Een week na de derde terugplaatsing voelde ik me anders. Ik had een zenuwachtig gevoel in mijn buik en keel. Pas na twee weken mochten we testen, maar ik hield het niet meer. Toen Robert naar zijn werk ging, heb ik stiekem een test gedaan. Positief! Huilend heb ik Robert opgebeld. ‘Je moet nu thuiskomen’, snikte ik. Hij keerde direct om toen hij hoorde dat ik zwanger was. We waren allebei  ongelooflijk blij, maar wel met een voorbehoud. Het was spannend, er kon nog veel misgaan. Ik heb het alleen met mijn zus gedeeld. In de dagen erna kreeg ik diverse bloedingen.

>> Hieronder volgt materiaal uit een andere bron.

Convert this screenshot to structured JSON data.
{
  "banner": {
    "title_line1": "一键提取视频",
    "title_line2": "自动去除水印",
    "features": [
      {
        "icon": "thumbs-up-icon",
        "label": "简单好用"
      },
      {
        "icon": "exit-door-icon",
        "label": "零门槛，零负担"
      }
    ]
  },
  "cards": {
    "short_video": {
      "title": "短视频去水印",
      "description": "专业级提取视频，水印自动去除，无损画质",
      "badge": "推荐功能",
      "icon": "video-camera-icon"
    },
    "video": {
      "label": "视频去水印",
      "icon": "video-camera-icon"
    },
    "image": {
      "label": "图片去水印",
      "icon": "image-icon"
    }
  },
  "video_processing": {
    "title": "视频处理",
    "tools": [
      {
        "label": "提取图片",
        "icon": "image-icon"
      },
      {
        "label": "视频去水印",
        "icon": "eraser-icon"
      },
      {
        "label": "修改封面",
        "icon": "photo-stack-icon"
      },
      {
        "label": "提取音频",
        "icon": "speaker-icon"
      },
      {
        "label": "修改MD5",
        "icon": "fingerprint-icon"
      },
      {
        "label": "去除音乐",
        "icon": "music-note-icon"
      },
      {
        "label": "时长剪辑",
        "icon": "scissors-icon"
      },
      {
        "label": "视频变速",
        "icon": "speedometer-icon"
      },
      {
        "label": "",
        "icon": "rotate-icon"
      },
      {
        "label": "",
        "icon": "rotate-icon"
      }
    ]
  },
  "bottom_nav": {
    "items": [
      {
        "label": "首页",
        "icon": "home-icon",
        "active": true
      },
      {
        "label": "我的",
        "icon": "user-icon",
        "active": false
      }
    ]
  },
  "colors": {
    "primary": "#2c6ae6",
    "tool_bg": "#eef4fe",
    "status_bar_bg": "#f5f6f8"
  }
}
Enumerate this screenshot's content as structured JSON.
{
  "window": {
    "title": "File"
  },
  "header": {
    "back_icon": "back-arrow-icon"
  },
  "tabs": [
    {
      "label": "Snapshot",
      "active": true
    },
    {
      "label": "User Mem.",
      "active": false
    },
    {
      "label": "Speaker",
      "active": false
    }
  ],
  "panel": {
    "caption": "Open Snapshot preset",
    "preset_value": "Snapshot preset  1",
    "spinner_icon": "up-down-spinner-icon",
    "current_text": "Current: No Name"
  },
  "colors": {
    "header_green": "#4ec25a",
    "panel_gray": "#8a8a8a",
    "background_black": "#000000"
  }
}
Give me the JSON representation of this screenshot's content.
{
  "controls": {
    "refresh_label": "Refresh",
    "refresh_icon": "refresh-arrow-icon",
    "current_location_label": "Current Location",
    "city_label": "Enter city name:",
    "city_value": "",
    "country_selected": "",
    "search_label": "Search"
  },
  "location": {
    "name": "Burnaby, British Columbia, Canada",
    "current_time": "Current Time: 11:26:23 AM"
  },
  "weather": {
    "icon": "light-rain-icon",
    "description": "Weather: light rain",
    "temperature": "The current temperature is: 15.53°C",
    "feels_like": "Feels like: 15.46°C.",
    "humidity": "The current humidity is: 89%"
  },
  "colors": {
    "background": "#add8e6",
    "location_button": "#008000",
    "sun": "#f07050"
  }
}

Toch testte ik een week later nog steeds positief. Dat was het moment waarop ik het Linn vertelde.
Ze was ontzettend enthousiast toen ze het goede nieuws hoorde. Boaz is uiteindelijk met een keizersnede gehaald. Ik heb geen seconde het gevoel gehad dat Boaz genetisch gezien Linns zoon is toen ik hem voor het eerst in mijn armen kreeg. Boaz is mijn kind, ons kind. Wat grappig was: er kwam een verpleegkundige bij me die zei dat hij sprekend op mij lijkt. ‘Gek hè’, zei ze, ’terwijl ik in het dossier heb gelezen dat hij met behulp van eiceldonatie is verwekt.’ Zoiets is voor mij fijn om te horen.
Het was geweldig Boaz aan Linn te laten zien. Ze hield hem vast en ik werd overspoeld door een intens gevoel van dankbaarheid. Wat zij heeft gedaan, is heel bijzonder.
Er liggen nog drie embryo’s in de vriezer. We zouden graag een broertje of zusje voor Boaz krijgen, maar als het niet zo is, is het niet zo. We voelen ons ongelooflijk gezegend met Boaz. We gaan volop van hem genieten.”

Wat is eiceldonatie?

Bij eiceldonatie staat een vrouw onbevruchte eicellen af aan een vrouw die zelf geen geschikte eicellen (meer) produceert. De eicellen worden bij de donor verkregen met een follikelpunctie via de vagina en daarna kunstmatig (via IVF- of ICSI-techniek) bevrucht en bij de wensmoeder ingebracht. Om eicellen te kunnen doneren, moet de donor hormonen injecteren waardoor verschillende eicellen kunnen rijpen. Ook de wensmoeder krijgt hormonen om het baarmoederslijmvlies dikker te maken; hierdoor kan een embryo beter innestelen. Een eiceldonor is in Nederland bij voorkeur onder de 36 (maximaal 40 jaar) en heeft een voltooid gezin.

Tekst: Hester Zitvast. Om privacyredenen zijn de namen van Nicole, Robert en Boaz gefingeerd.